The result is robust and we can now confidently state that corticosteroids should be used in critically ill patients with respiratory failure due to COVID-19. There remain questions of which steroid should be used (and the studies examined dexamethasone, methylprednisolone and hydrocortisone) and precisely what dose should be used, and future research should be targeted to answer these questions.
The authors conducted a prospective meta-analysis, which are a number of randomized clinical trials that are included before the results of any of those studies become known.
The study herein pooled data from seven clinical studies from 12 different countries to estimate the association between the use of corticosteroids compared to usual care or placebo and the 28-day all-cause mortality in critically ill patients. On the one hand, pooling the results from seven different studies paints a bigger picture than looking at one study; however, as the different studies are fundamentally quite different, this makes the analysis of the pooled study not as straight forward.
In this study, different corticosteroids in low and high concentrations (dexamethasone at low and high doses, low-dose hydrocortisone, and high-dose methylprednisolone) were used.

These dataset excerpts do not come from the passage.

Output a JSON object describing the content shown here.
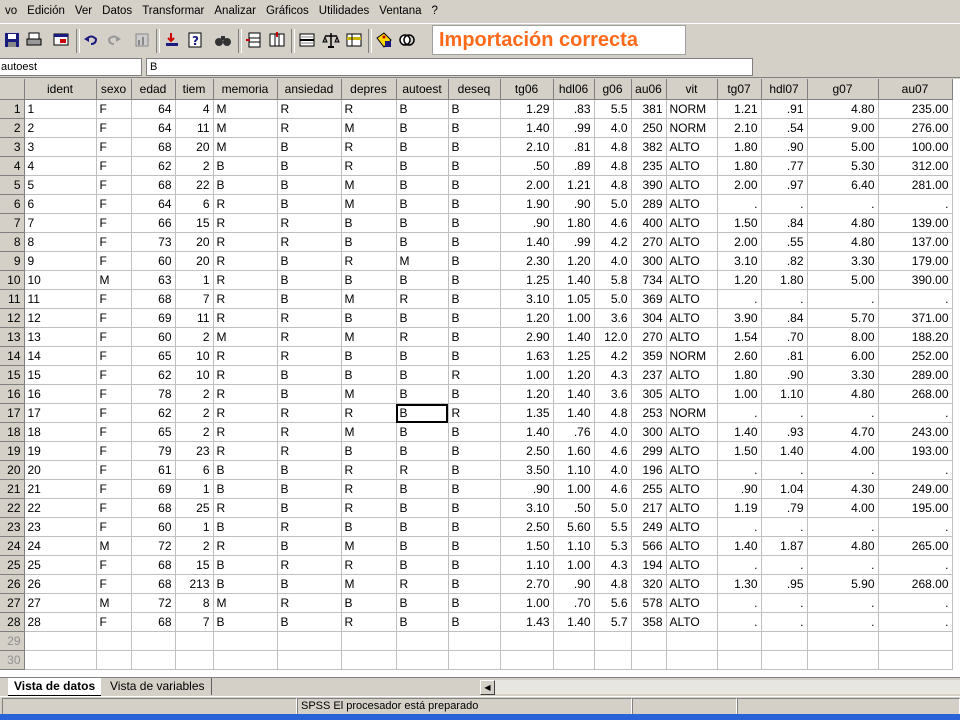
{
  "menu": [
    "vo",
    "Edición",
    "Ver",
    "Datos",
    "Transformar",
    "Analizar",
    "Gráficos",
    "Utilidades",
    "Ventana",
    "?"
  ],
  "toolbar": {
    "icons": [
      "save-icon",
      "print-icon",
      "dialog-recall-icon",
      "undo-icon",
      "redo-icon",
      "goto-chart-icon",
      "goto-case-icon",
      "variables-icon",
      "find-icon",
      "insert-cases-icon",
      "insert-variable-icon",
      "split-file-icon",
      "weight-cases-icon",
      "select-cases-icon",
      "value-labels-icon",
      "use-sets-icon"
    ],
    "banner": "Importación correcta",
    "banner_color": "#ff6a1a"
  },
  "cell_editor": {
    "name": "autoest",
    "value": "B"
  },
  "grid": {
    "columns": [
      "ident",
      "sexo",
      "edad",
      "tiem",
      "memoria",
      "ansiedad",
      "depres",
      "autoest",
      "deseq",
      "tg06",
      "hdl06",
      "g06",
      "au06",
      "vit",
      "tg07",
      "hdl07",
      "g07",
      "au07"
    ],
    "rows": [
      [
        "1",
        "F",
        "64",
        "4",
        "M",
        "R",
        "R",
        "B",
        "B",
        "1.29",
        ".83",
        "5.5",
        "381",
        "NORM",
        "1.21",
        ".91",
        "4.80",
        "235.00"
      ],
      [
        "2",
        "F",
        "64",
        "11",
        "M",
        "R",
        "M",
        "B",
        "B",
        "1.40",
        ".99",
        "4.0",
        "250",
        "NORM",
        "2.10",
        ".54",
        "9.00",
        "276.00"
      ],
      [
        "3",
        "F",
        "68",
        "20",
        "M",
        "B",
        "R",
        "B",
        "B",
        "2.10",
        ".81",
        "4.8",
        "382",
        "ALTO",
        "1.80",
        ".90",
        "5.00",
        "100.00"
      ],
      [
        "4",
        "F",
        "62",
        "2",
        "B",
        "B",
        "R",
        "B",
        "B",
        ".50",
        ".89",
        "4.8",
        "235",
        "ALTO",
        "1.80",
        ".77",
        "5.30",
        "312.00"
      ],
      [
        "5",
        "F",
        "68",
        "22",
        "B",
        "B",
        "M",
        "B",
        "B",
        "2.00",
        "1.21",
        "4.8",
        "390",
        "ALTO",
        "2.00",
        ".97",
        "6.40",
        "281.00"
      ],
      [
        "6",
        "F",
        "64",
        "6",
        "R",
        "B",
        "M",
        "B",
        "B",
        "1.90",
        ".90",
        "5.0",
        "289",
        "ALTO",
        ".",
        ".",
        ".",
        "."
      ],
      [
        "7",
        "F",
        "66",
        "15",
        "R",
        "R",
        "B",
        "B",
        "B",
        ".90",
        "1.80",
        "4.6",
        "400",
        "ALTO",
        "1.50",
        ".84",
        "4.80",
        "139.00"
      ],
      [
        "8",
        "F",
        "73",
        "20",
        "R",
        "R",
        "B",
        "B",
        "B",
        "1.40",
        ".99",
        "4.2",
        "270",
        "ALTO",
        "2.00",
        ".55",
        "4.80",
        "137.00"
      ],
      [
        "9",
        "F",
        "60",
        "20",
        "R",
        "B",
        "R",
        "M",
        "B",
        "2.30",
        "1.20",
        "4.0",
        "300",
        "ALTO",
        "3.10",
        ".82",
        "3.30",
        "179.00"
      ],
      [
        "10",
        "M",
        "63",
        "1",
        "R",
        "B",
        "B",
        "B",
        "B",
        "1.25",
        "1.40",
        "5.8",
        "734",
        "ALTO",
        "1.20",
        "1.80",
        "5.00",
        "390.00"
      ],
      [
        "11",
        "F",
        "68",
        "7",
        "R",
        "B",
        "M",
        "R",
        "B",
        "3.10",
        "1.05",
        "5.0",
        "369",
        "ALTO",
        ".",
        ".",
        ".",
        "."
      ],
      [
        "12",
        "F",
        "69",
        "11",
        "R",
        "R",
        "B",
        "B",
        "B",
        "1.20",
        "1.00",
        "3.6",
        "304",
        "ALTO",
        "3.90",
        ".84",
        "5.70",
        "371.00"
      ],
      [
        "13",
        "F",
        "60",
        "2",
        "M",
        "R",
        "M",
        "R",
        "B",
        "2.90",
        "1.40",
        "12.0",
        "270",
        "ALTO",
        "1.54",
        ".70",
        "8.00",
        "188.20"
      ],
      [
        "14",
        "F",
        "65",
        "10",
        "R",
        "R",
        "B",
        "B",
        "B",
        "1.63",
        "1.25",
        "4.2",
        "359",
        "NORM",
        "2.60",
        ".81",
        "6.00",
        "252.00"
      ],
      [
        "15",
        "F",
        "62",
        "10",
        "R",
        "B",
        "B",
        "B",
        "R",
        "1.00",
        "1.20",
        "4.3",
        "237",
        "ALTO",
        "1.80",
        ".90",
        "3.30",
        "289.00"
      ],
      [
        "16",
        "F",
        "78",
        "2",
        "R",
        "B",
        "M",
        "B",
        "B",
        "1.20",
        "1.40",
        "3.6",
        "305",
        "ALTO",
        "1.00",
        "1.10",
        "4.80",
        "268.00"
      ],
      [
        "17",
        "F",
        "62",
        "2",
        "R",
        "R",
        "R",
        "B",
        "R",
        "1.35",
        "1.40",
        "4.8",
        "253",
        "NORM",
        ".",
        ".",
        ".",
        "."
      ],
      [
        "18",
        "F",
        "65",
        "2",
        "R",
        "R",
        "M",
        "B",
        "B",
        "1.40",
        ".76",
        "4.0",
        "300",
        "ALTO",
        "1.40",
        ".93",
        "4.70",
        "243.00"
      ],
      [
        "19",
        "F",
        "79",
        "23",
        "R",
        "R",
        "B",
        "B",
        "B",
        "2.50",
        "1.60",
        "4.6",
        "299",
        "ALTO",
        "1.50",
        "1.40",
        "4.00",
        "193.00"
      ],
      [
        "20",
        "F",
        "61",
        "6",
        "B",
        "B",
        "R",
        "R",
        "B",
        "3.50",
        "1.10",
        "4.0",
        "196",
        "ALTO",
        ".",
        ".",
        ".",
        "."
      ],
      [
        "21",
        "F",
        "69",
        "1",
        "B",
        "B",
        "R",
        "B",
        "B",
        ".90",
        "1.00",
        "4.6",
        "255",
        "ALTO",
        ".90",
        "1.04",
        "4.30",
        "249.00"
      ],
      [
        "22",
        "F",
        "68",
        "25",
        "R",
        "B",
        "R",
        "B",
        "B",
        "3.10",
        ".50",
        "5.0",
        "217",
        "ALTO",
        "1.19",
        ".79",
        "4.00",
        "195.00"
      ],
      [
        "23",
        "F",
        "60",
        "1",
        "B",
        "R",
        "B",
        "B",
        "B",
        "2.50",
        "5.60",
        "5.5",
        "249",
        "ALTO",
        ".",
        ".",
        ".",
        "."
      ],
      [
        "24",
        "M",
        "72",
        "2",
        "R",
        "B",
        "M",
        "B",
        "B",
        "1.50",
        "1.10",
        "5.3",
        "566",
        "ALTO",
        "1.40",
        "1.87",
        "4.80",
        "265.00"
      ],
      [
        "25",
        "F",
        "68",
        "15",
        "B",
        "R",
        "R",
        "B",
        "B",
        "1.10",
        "1.00",
        "4.3",
        "194",
        "ALTO",
        ".",
        ".",
        ".",
        "."
      ],
      [
        "26",
        "F",
        "68",
        "213",
        "B",
        "B",
        "M",
        "R",
        "B",
        "2.70",
        ".90",
        "4.8",
        "320",
        "ALTO",
        "1.30",
        ".95",
        "5.90",
        "268.00"
      ],
      [
        "27",
        "M",
        "72",
        "8",
        "M",
        "R",
        "B",
        "B",
        "B",
        "1.00",
        ".70",
        "5.6",
        "578",
        "ALTO",
        ".",
        ".",
        ".",
        "."
      ],
      [
        "28",
        "F",
        "68",
        "7",
        "B",
        "B",
        "R",
        "B",
        "B",
        "1.43",
        "1.40",
        "5.7",
        "358",
        "ALTO",
        ".",
        ".",
        ".",
        "."
      ]
    ],
    "empty_rows": [
      "29",
      "30"
    ],
    "selected_cell": {
      "row": 17,
      "column": "autoest"
    }
  },
  "tabs": {
    "data_view": "Vista de datos",
    "variable_view": "Vista de variables"
  },
  "status": {
    "processor": "SPSS El procesador  está preparado"
  }
}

Based on the results of the UK-based Randomized Evaluation of COVID-19 Therapy (RECOVERY) trial the Task Force for the Australian guideline for the clinical care of people with COVID-19 recommend the use low dose dexamethasone (6 mg daily intravenously or orally) for up to 10 days in adults with COVID-19 who are receiving oxygen (including mechanically ventilated patients); but currently have a conditional recommendation against using dexamethasone in adults with COVID-19 who do not require oxygen therapy.

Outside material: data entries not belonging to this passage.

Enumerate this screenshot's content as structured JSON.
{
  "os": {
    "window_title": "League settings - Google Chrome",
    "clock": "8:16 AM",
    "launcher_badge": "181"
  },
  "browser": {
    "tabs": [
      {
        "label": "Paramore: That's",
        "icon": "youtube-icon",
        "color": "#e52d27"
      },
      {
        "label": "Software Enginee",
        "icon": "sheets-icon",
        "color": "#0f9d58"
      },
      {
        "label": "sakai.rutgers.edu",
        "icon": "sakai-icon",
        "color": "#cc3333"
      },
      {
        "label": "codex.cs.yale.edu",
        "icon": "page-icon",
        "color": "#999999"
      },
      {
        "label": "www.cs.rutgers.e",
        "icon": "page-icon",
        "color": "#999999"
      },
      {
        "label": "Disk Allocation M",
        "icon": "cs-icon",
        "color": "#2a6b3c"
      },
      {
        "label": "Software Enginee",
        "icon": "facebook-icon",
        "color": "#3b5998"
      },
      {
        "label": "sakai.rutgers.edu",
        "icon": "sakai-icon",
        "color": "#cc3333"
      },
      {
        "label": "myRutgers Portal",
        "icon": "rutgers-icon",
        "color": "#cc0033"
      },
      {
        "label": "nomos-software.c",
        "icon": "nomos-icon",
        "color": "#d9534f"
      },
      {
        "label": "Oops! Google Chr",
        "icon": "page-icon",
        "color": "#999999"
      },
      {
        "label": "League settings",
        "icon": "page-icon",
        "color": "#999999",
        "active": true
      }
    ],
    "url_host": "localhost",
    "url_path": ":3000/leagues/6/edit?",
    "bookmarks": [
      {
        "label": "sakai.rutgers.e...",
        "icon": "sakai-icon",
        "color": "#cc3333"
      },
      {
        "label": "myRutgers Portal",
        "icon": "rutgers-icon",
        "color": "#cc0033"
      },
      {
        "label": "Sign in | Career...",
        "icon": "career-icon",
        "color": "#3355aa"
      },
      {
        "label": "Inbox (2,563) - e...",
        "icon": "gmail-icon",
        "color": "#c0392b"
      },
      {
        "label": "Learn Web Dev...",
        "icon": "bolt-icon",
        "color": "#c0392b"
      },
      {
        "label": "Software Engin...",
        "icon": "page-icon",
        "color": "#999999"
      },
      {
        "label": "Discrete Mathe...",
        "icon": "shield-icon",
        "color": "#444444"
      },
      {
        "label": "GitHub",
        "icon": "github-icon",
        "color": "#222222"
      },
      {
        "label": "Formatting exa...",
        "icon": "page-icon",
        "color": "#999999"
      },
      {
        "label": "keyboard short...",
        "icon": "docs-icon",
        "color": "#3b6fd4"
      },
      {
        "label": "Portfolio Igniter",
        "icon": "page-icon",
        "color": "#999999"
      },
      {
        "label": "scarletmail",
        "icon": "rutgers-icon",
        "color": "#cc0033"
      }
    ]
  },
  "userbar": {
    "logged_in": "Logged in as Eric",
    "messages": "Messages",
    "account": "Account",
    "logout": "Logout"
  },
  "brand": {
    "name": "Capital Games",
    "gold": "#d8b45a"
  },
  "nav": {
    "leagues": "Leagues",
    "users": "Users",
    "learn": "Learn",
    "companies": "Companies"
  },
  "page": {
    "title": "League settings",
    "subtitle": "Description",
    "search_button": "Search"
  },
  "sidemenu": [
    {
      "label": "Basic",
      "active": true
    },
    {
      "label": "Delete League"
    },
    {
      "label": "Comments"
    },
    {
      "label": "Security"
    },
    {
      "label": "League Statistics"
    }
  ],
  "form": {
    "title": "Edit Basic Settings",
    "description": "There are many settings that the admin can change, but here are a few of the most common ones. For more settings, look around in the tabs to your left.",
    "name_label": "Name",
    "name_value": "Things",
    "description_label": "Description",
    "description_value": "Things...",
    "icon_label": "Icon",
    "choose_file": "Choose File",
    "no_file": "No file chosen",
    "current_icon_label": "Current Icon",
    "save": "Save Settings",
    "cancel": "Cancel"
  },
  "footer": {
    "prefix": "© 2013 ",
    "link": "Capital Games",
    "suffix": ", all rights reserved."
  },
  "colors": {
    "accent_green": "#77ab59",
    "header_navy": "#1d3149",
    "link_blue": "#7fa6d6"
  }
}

In this study, the authors leave a major question unanswered: What is the optimal dose?
Low-dose corticosteroids have been shown to be beneficial. But using high-dose corticosteroids for COVID-19 has been associated with the risk of secondary infections, long-term complications and prolonged virus shedding.
Corticosteroid treatment is a double-edged sword but the evidence shows that severely ill patients benefit from corticosteroid treatment.